On this terrific collection, marking the 25 years since the inception of the little label, Red House has gathered 17 tracks from its current roster of folky, rootsy, acoustic artists. It is uniformly good stuff, and, unlike many other collections and mix tapes, maintains a fairly consistent mood and atmosphere throughout. Although it is perfectly inessential for those of us who follow these artists individually, this is a terrific intro for others. These tracks offer different perspectives, themes, and approaches, but are all, at the root, echoes of the basic integrity of the singer-songwriter thing. These songs demand your ears, but aren’t really demanding. They invite you to think, but they don’t preach at you much. Fundamentally, they shine with intelligence, with careful optimism, with defiant thoughtfulness. At their best, these songs remind you that you are part of something much bigger than this current hegemony of blandness, this enveloping blanket of cynical fear, this broken looking glass of modernity, this thumping drum-beat of empty-headed jingoism.
Highlights are many, lowlights few. Jimmy LaFave offers a gorgeous alt-country number (“Hideaway Girl”), his soft voice drifting towards the sky as his melodies burn into the memory. Eliza Gilkyson whispers across “Borderline”, the marvelous opening track from 2005’s excellent Paradise Hotel.

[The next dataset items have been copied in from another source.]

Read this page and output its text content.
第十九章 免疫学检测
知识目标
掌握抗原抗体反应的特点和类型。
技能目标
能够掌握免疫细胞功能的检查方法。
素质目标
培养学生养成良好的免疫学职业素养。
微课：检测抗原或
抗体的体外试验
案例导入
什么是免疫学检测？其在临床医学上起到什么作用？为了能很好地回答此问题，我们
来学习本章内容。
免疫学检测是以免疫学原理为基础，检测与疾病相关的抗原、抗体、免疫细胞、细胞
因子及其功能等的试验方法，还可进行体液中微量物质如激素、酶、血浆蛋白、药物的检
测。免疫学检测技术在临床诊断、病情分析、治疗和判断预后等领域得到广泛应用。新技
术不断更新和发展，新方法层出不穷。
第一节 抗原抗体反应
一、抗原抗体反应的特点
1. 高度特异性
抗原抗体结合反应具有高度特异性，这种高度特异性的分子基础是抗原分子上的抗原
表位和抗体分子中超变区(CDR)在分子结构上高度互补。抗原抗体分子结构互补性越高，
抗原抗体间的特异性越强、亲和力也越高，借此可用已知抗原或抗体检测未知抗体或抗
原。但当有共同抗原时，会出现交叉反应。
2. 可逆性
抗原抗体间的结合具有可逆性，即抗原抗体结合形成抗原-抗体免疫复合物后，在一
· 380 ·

Peter Ostroushko gets political on “Baghdad Blues”, a tightly arranged instrumental number. New Jersey’s John Gorka offers the gospel-tinged “When You Sing”, a reminder of the warm whisky of his voice, of his gift for immediacy and affection. One hates to play this game, singling out favourites on a collection of very good songs by very good artists—it’s really just cherry picking, I guess. This is all good stuff, folks.
But, at the end of the day, one song here stands up a bit taller, creeps around in the shadows of the mind just a little longer, opens your eyes just a touch wider. Greg Brown’s “Cold + Dark + Wet”, a standout track from his 2006 LP The Evening Call, is the one. A simple little blues riding Bo Ramsey’s spooked-out electric guitar lines, the number tells the awful story of a man at the edge: at the edge of his health, of his life, of his age. He is alone in a new America, too old to play along, too young to write it all off completely. Here is the violence of liminality stunningly evoked, stark and harrowing in its brutal, rain-drenched honesty. In a long line of unforgettable characters, this is one of Brown’s most powerful. If there were ever any endorsement of Red House Records, of Greg Brown, of the power of the folksinger to critique the current scene, this is it:
“So, tell me what’s a fella supposed to do
When a car costs what a house used to
And a house is a pile of chipboard, paint, and debt?
I’m at the city limits, and it’s cold and dark and wet.
Big rig rolling over me in a blizzard
I’m living on beans and chicken gizzards.
One day I was young, the next day I was old.
Late November, it’s wet and dark and cold.
Jobs, I guess they’re like wild geese:
They all went flying overseas.
I’m standing in the rain, smoking my last cigarette.
Morning in America is cold and dark and wet.”
Oh, but ain’t it warm and dry in the Red House?